LEAN-Management: Aus der Praxis in die Lehre

Rüst- und Reinigungszeit deutlich optimiert: SMED-Methode bei den Amberger Kaolinwerken als „besonders anschauliches Beispiel“ in Vorlesungen von Prof. Dr. Birgit Rösel.

Prof. Dr. Birgit Rösel, Professorin an der Fakultät Elektro- und Informationstechnik der Ostbayerischen Technischen Hochschule Regensburg (OTH Regensburg), ist bereits mehrfach für innovative Lehre ausgezeichnet worden, unter anderem 2018 mit dem Preis für herausragende Lehre des bayerischen Wissenschaftsministeriums. „Nähe zur Praxis: Die Relevanz der in der Lehre behandelten Themen ist mir besonders wichtig“, sagt Prof. Rösel.

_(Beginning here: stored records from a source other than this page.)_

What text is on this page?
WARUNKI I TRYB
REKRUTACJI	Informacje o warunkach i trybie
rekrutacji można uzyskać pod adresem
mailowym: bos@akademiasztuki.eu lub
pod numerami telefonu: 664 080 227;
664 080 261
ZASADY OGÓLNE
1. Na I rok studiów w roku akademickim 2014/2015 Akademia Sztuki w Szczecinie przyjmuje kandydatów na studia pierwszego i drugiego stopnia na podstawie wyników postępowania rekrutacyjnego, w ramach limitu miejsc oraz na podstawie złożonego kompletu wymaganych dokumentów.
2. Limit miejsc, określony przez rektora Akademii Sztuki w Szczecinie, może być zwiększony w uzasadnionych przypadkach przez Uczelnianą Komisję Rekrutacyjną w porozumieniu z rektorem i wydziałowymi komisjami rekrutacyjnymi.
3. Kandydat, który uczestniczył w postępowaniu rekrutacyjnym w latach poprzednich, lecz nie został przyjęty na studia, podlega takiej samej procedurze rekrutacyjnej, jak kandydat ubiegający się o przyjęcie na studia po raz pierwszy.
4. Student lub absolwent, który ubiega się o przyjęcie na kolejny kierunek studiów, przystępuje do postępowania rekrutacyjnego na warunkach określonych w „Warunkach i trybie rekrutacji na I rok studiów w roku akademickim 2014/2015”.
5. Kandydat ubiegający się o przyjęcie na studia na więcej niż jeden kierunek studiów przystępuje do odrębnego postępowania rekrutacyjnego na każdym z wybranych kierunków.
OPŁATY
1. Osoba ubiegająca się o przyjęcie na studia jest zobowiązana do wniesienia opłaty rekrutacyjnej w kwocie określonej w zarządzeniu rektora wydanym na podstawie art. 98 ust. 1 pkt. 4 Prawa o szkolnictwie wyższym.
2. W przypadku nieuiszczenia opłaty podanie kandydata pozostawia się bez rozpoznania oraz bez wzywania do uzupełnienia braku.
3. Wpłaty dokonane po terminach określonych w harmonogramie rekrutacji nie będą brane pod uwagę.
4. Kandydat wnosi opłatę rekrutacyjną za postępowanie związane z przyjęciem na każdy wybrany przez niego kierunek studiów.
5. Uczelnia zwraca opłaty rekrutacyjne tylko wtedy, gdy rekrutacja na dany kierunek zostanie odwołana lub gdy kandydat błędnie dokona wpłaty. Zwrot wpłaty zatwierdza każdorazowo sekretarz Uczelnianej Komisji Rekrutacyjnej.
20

Aktueller Beleg dafür ist die Rüstzeitoptimierung an der Absackanlage für BigBags im Werk Schnaittenbach der Amberger Kaolinwerke. Darüber war in einer Gesprächsrunde der LEAN-Initiative Ostbayern diskutiert worden, einer Gruppe engagierter Firmenvertreter*innen und Lehrender, die sich dem Thema "LEAN-Management" verbunden fühlen. Die Rüstzeitoptimierung in Schnaittenbach ist laut Prof. Dr. Rösel „ein besonders anschauliches Beispiel für die erfolgreiche Anwendung von  Methoden des Lean-Managements in unserer Region“. Und damit prädestiniert dafür, nicht nur in Gesprächsrunden, sondern eben auch in der Lehre behandelt zu werden.

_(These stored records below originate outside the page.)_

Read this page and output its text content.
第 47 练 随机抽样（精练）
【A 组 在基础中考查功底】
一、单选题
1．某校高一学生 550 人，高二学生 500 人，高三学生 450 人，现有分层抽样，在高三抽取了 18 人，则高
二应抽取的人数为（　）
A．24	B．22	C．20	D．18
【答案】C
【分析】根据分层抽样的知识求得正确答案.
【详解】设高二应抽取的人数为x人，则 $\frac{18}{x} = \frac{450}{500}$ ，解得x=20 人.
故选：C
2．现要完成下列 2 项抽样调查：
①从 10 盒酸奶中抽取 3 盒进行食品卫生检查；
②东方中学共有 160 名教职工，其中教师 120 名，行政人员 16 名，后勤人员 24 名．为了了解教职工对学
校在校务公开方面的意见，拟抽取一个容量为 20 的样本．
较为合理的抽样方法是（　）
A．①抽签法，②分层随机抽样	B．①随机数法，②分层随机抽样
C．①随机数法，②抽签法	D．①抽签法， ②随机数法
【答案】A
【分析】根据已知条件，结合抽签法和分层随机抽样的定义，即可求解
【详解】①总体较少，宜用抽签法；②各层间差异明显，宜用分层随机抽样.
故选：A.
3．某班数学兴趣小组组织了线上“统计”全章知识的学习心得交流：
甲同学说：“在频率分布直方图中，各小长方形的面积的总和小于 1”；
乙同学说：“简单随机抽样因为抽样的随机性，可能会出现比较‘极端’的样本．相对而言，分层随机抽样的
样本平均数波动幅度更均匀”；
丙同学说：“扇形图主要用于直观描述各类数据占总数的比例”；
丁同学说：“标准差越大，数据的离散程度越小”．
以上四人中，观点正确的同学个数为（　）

Unterstützung in diesem Vorhaben fand Rösel bei Andreas Götzer, Prozessbegleiter Gruppenarbeit der Amberger Kaolinwerke Eduard Kick GmbH & Co. KG. Die Offenheit ist keineswegs selbstverständlich, denn am Anfang stand ein Problem: Ein Kunde hatte durch Quarzkörner verunreinigte Quarzmehlprodukte in BigBags reklamiert. Und die Fachleute in Schnaittenbach wissen selbst am besten, dass die Reinheit von Quarzprodukten von entscheidender Bedeutung für die industrielle Nutzung ist.

Deutliche Reduzierung der Reinigungszeit

Auf der Absackanlage werden gröbere Produkte aber auch die deutlich feineren Quarzmehle in BigBags abgesackt, also in große Säcke abgefüllt. Beim Produktwechsel von Quarzsand auf Quarzmehl dauerte es bislang bis zu drei Stunden, die Anlage rückstandsfrei zu reinigen. Viel zu lange und mit den folgenden Negativeffekten: Zum einen wirkte sich der lange Reinigungsvorgang negativ auf die Produktionsleistung aus, zum anderen sorgte dessen Handling für Unzufriedenheit bei den Mitarbeitern. Konsequenterweise setzte man sich das Ziel: Die künftige Reinigung auf maximal 20 Prozent der bisherigen Rüstzeit zu optimieren. Und dieses Ziel haben die Amberger Kaolinwerke im Werk Schnaittenbach erfolgreich erreicht – eben mit Methoden des LEAN-Managements:

Plan, do, check, act (PDCA). Auf Deutsch: Planen, tun, überprüfen, umsetzen. „Der PDCA–Zyklus ist eine Methode zum nachhaltigen Lösen von Problemen und Verbessern von bestehenden Standards“, erklärt Andreas Götzer. In Schnaittenbach kam sie in Verbindung mit der SMED-Methode zum Einsatz. SMED steht für "Single Minute Exchange of Die“ (engl. "Die" steht für Gesenk, Werkzeug) und beschreibt ein Verfahren zur Senkung von Rüstzeiten.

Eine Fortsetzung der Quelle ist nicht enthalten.